Red-flanked Bluetail watching!
Once we arrived at Titchwell, we found out that the bird was still around somewhere along the meadow trail (which is more of a woodland if you asked me). Of course, we weren't the only ones looking for it (another reason why I wanted to avoid this reserve originally). A large crowd lined up the whole length of the trail and around the pond at the other end. Plenty of eyes to help me find it, though the bird had other ideas and was nowhere to be seen. No bluetail, but at least there were chiffchaffs, Cetti's warblers, long-tailed tits and robins to keep us occupied while waiting for it to hopefully turn up.

The crowd continues further beyond this path too!
Goat Willow Catkin

Bearded Tit
After a lunch break, I had another quick scan, but still no sign. A walk along the Sea Wall trail was a lot more productive and satisfying. A flock of bearded tits kept us entertained as I tried my best to keep up with them as I attempted to get some shots of them. This was not an easy task to do as they were moving to quick for me. My struggle just amused everyone around me, including my mum. I had so many directions given to me of each individual bird's whereabouts at once whenever one pops out from within the reeds. Gradually, I managed to get the hang of things and I eventually got some good photos of them.

From the hides overlooking the pools, we saw avocets, knots, ruffs, brent geese, oystercatchers, redshanks, shelducks, a curlew, teal, shovelers, gadwalls, Canada geese, greylag geese, mallards, herring gulls and black-headed gulls.

Brent Goose
Oystercatcher with a muddy bill
Knot and Teal
We were making our way back from the hides, when a volunteer told us that he had been informed via his radio that the bluetail was now showing well at the pond at the other end of the meadow trail. I made my way over there as fast as I could walk and when I got there... it was gone again! The crowd around the pond was massive than it was earlier. Some of them told me they saw it just five minutes ago and that it was still around, though deep within some willow trees. We waited with the crowd for about 5-10 more minutes before it finally showed up and I had a few good views of it between its movements from branch to branch.

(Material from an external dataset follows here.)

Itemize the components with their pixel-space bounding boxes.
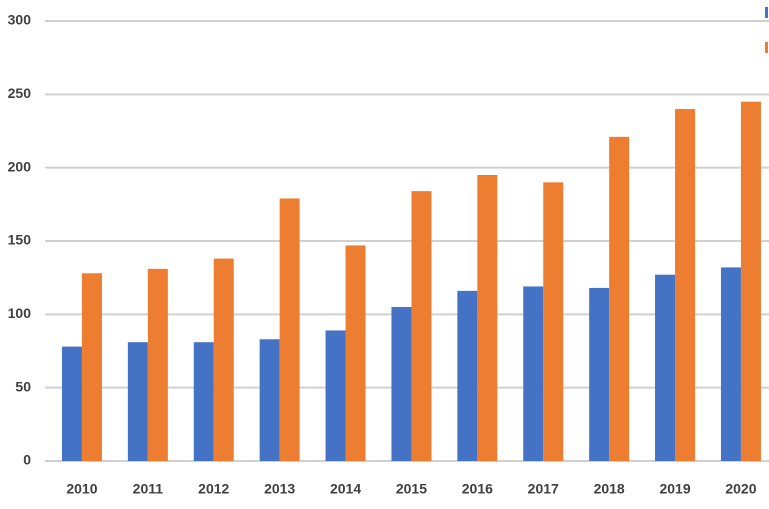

What a bird! You can clearly see that blue tail and the orange-red patches on it's flanks that give the bird its name. It looks very robin-like but more exotic. This is a species that breeds in Siberia and winters in South-east Asia, though occasionally the odd one flies in the wrong direction and ends up here in the UK now and then. Just a couple of years ago, I tried to locate the one that appeared at Wells Woods, but it was not a successful search and it actually made me feel like I should never twitch for mega birds ever again. So to see this one here has put a smile on my face and I can finally put those memories of two years ago behind me.